JonnyBee replied on Thursday, March 05, 2015

Hi,

Maybe you could provide us with more information about your application, CSLA version and UI type.

First of all - I totally agree with what Andy wrote.
BypassPropertyChecks is only effective on SetProperty/SetPropertyConvert to make this method work like LoadProperty/LoadPropertyConvert.

LoadPropertyMarkDirty was created for use by the RuleEngine to update fields in the BO and make these dirty if changed. The rule engine will raise OnPropertyChanged as appropriate after all rules have run.

Maybe you could provide us with more information about your application, CSLA version and UI type.

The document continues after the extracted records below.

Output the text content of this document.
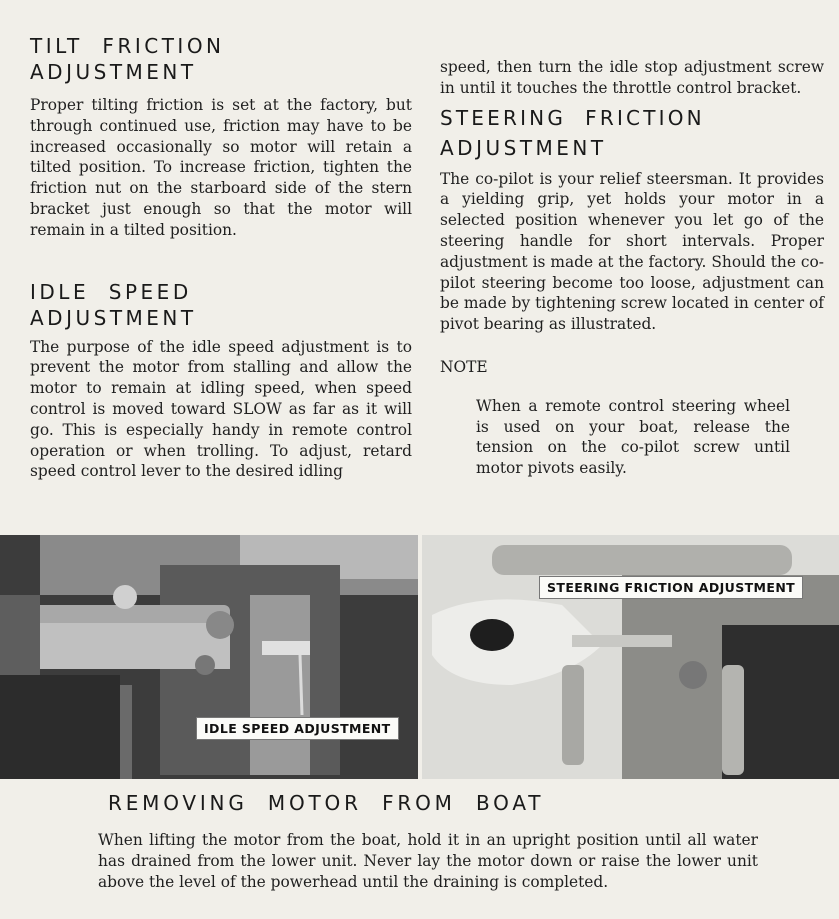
TILT  FRICTION
ADJUSTMENT

Proper tilting friction is set at the factory, but through continued use, friction may have to be increased occasionally so motor will retain a tilted position. To increase friction, tighten the friction nut on the starboard side of the stern bracket just enough so that the motor will remain in a tilted position.

IDLE  SPEED
ADJUSTMENT

The purpose of the idle speed adjustment is to prevent the motor from stalling and allow the motor to remain at idling speed, when speed control is moved toward SLOW as far as it will go. This is especially handy in remote control operation or when trolling. To adjust, retard speed control lever to the desired idling

speed, then turn the idle stop adjustment screw in until it touches the throttle control bracket.

STEERING  FRICTION
ADJUSTMENT

The co-pilot is your relief steersman. It provides a yielding grip, yet holds your motor in a selected position whenever you let go of the steering handle for short intervals. Proper adjustment is made at the factory. Should the co-pilot steering become too loose, adjustment can be made by tightening screw located in center of pivot bearing as illustrated.

NOTE

When a remote control steering wheel is used on your boat, release the tension on the co-pilot screw until motor pivots easily.

IDLE SPEED ADJUSTMENT
STEERING FRICTION ADJUSTMENT
REMOVING  MOTOR  FROM  BOAT

When lifting the motor from the boat, hold it in an upright position until all water has drained from the lower unit. Never lay the motor down or raise the lower unit above the level of the powerhead until the draining is completed.
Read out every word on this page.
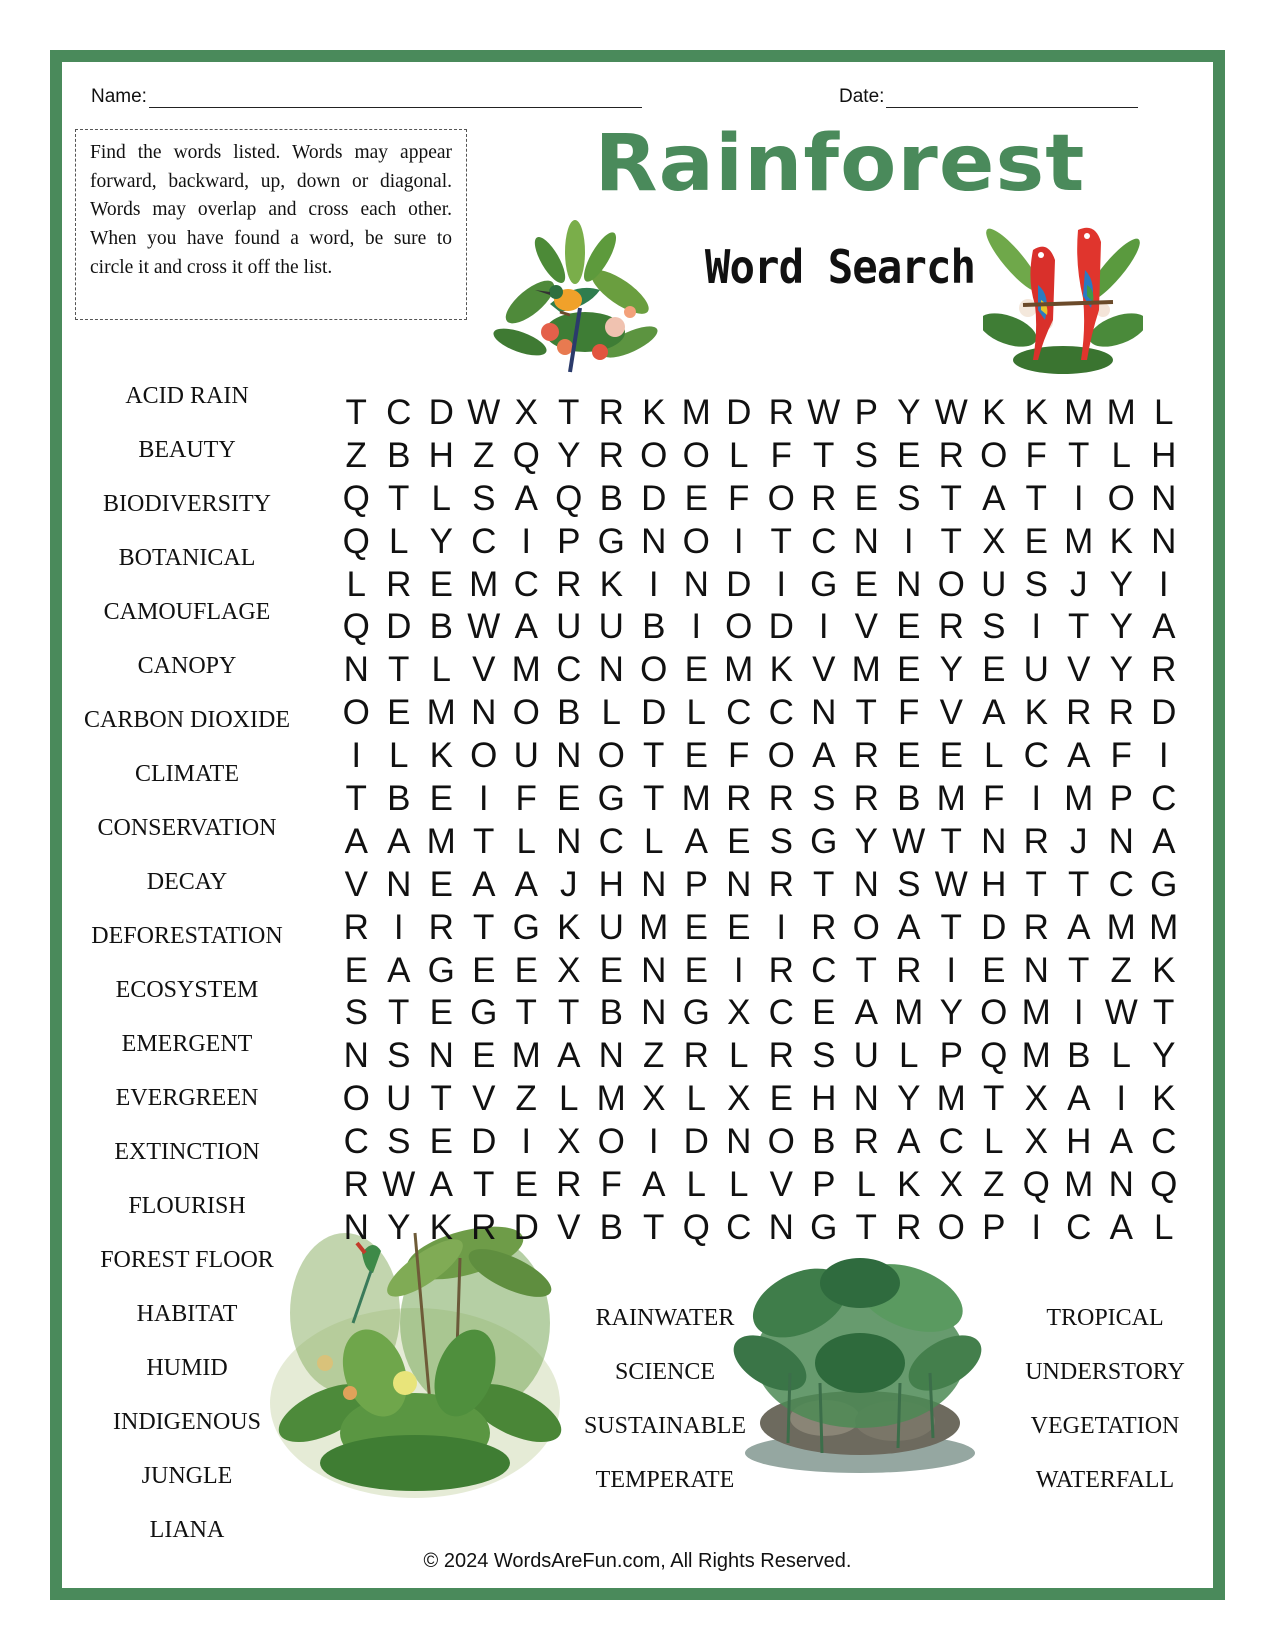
Name:	Date:
Find the words listed. Words may appear forward, backward, up, down or diagonal. Words may overlap and cross each other. When you have found a word, be sure to circle it and cross it off the list.
Rainforest
Word Search
ACID RAIN
BEAUTY
BIODIVERSITY
BOTANICAL
CAMOUFLAGE
CANOPY
CARBON DIOXIDE
CLIMATE
CONSERVATION
DECAY
DEFORESTATION
ECOSYSTEM
EMERGENT
EVERGREEN
EXTINCTION
FLOURISH
FOREST FLOOR
HABITAT
HUMID
INDIGENOUS
JUNGLE
LIANA
RAINWATER
SCIENCE
SUSTAINABLE
TEMPERATE
TROPICAL
UNDERSTORY
VEGETATION
WATERFALL
T C D W X T R K M D R W P Y W K K M M L
Z B H Z Q Y R O O L F T S E R O F T L H
Q T L S A Q B D E F O R E S T A T I O N
Q L Y C I P G N O I T C N I T X E M K N
L R E M C R K I N D I G E N O U S J Y I
Q D B W A U U B I O D I V E R S I T Y A
N T L V M C N O E M K V M E Y E U V Y R
O E M N O B L D L C C N T F V A K R R D
I L K O U N O T E F O A R E E L C A F I
T B E I F E G T M R R S R B M F I M P C
A A M T L N C L A E S G Y W T N R J N A
V N E A A J H N P N R T N S W H T T C G
R I R T G K U M E E I R O A T D R A M M
E A G E E X E N E I R C T R I E N T Z K
S T E G T T B N G X C E A M Y O M I W T
N S N E M A N Z R L R S U L P Q M B L Y
O U T V Z L M X L X E H N Y M T X A I K
C S E D I X O I D N O B R A C L X H A C
R W A T E R F A L L V P L K X Z Q M N Q
N Y K R D V B T Q C N G T R O P I C A L
© 2024 WordsAreFun.com, All Rights Reserved.
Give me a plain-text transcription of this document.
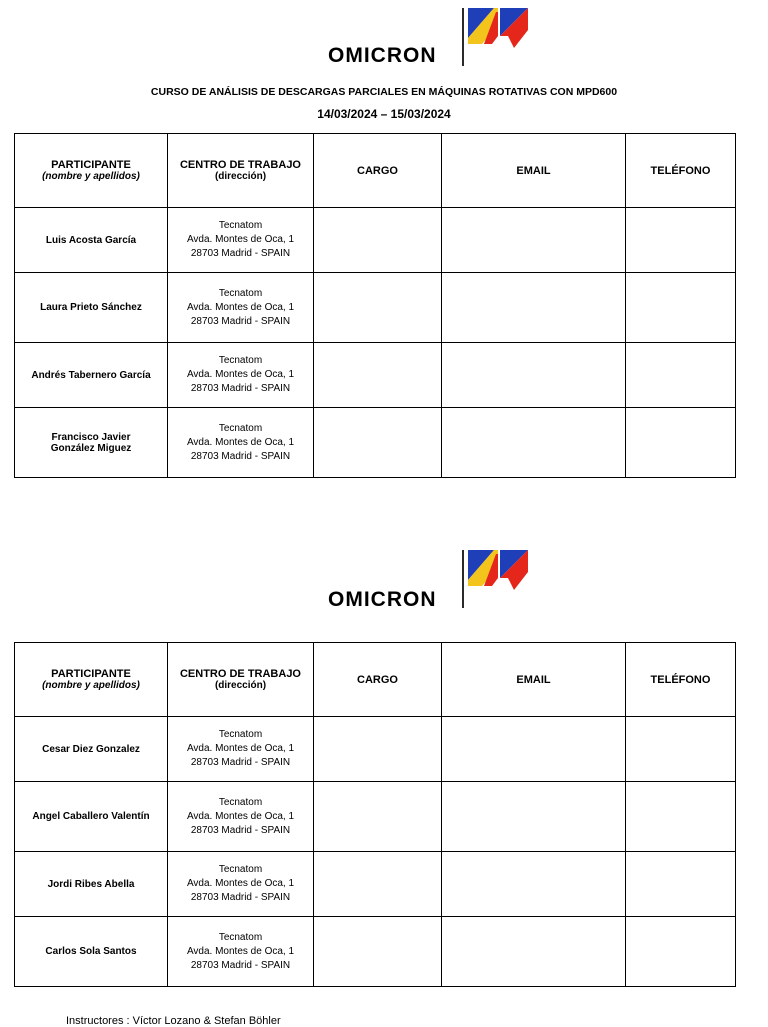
OMICRON
CURSO DE ANÁLISIS DE DESCARGAS PARCIALES EN MÁQUINAS ROTATIVAS CON MPD600
14/03/2024 – 15/03/2024
PARTICIPANTE
(nombre y apellidos)	CENTRO DE TRABAJO
(dirección)	CARGO	EMAIL	TELÉFONO
Luis Acosta García	Tecnatom
Avda. Montes de Oca, 1
28703 Madrid - SPAIN			

Laura Prieto Sánchez	Tecnatom
Avda. Montes de Oca, 1
28703 Madrid - SPAIN			

Andrés Tabernero García	Tecnatom
Avda. Montes de Oca, 1
28703 Madrid - SPAIN			

Francisco Javier
González Miguez	Tecnatom
Avda. Montes de Oca, 1
28703 Madrid - SPAIN			

OMICRON
PARTICIPANTE
(nombre y apellidos)	CENTRO DE TRABAJO
(dirección)	CARGO	EMAIL	TELÉFONO
Cesar Diez Gonzalez	Tecnatom
Avda. Montes de Oca, 1
28703 Madrid - SPAIN			

Angel Caballero Valentín	Tecnatom
Avda. Montes de Oca, 1
28703 Madrid - SPAIN			

Jordi Ribes Abella	Tecnatom
Avda. Montes de Oca, 1
28703 Madrid - SPAIN			

Carlos Sola Santos	Tecnatom
Avda. Montes de Oca, 1
28703 Madrid - SPAIN			

Instructores : Víctor Lozano & Stefan Böhler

CSLA 4.x has default property changed mode to Xaml. If you are using WinForms make sure to use the BindingList type list classes and set PropertyChangedMode to Windows.

protected virtual void CheckPropertyRules(IPropertyInfo property)
{
  var propertyNames = BusinessRules.CheckRules(property);
  if (ApplicationContext.PropertyChangedMode == ApplicationContext.PropertyChangedModes.Windows)
    OnPropertyChanged(property);
  else
    foreach (var name in propertyNames)
      OnPropertyChanged(name);
}

CSLA 4.x rule engine is quite a bit smarter and you may also specify (to some extend) when rules are allowed to run, see base class PropertyRule.

protected PropertyRule()  : base()
{
  CanRunAsAffectedProperty = true;
  CanRunOnServer = true;
  CanRunInCheckRules = true;
}

Also be aware that the rule engine will process rules in 2 rounds

  1. Rules where the property is "PrimaryProperty"
  2. Rules for all "AffectedProperties" in step 1 + rules for Properties where "ChangedProperty" in InputProperty.

This may or may not make the rule engine run some expensive rules.

I do recommend to first revert back to use SetProperty and then use a performance profiler to determine where the time is being spent.

Is it running rules, list changed event handlers, UI code or other parts of the code. Identify the root cause and then find the proper solution.

Do you have a sample project that demonstrates the issue?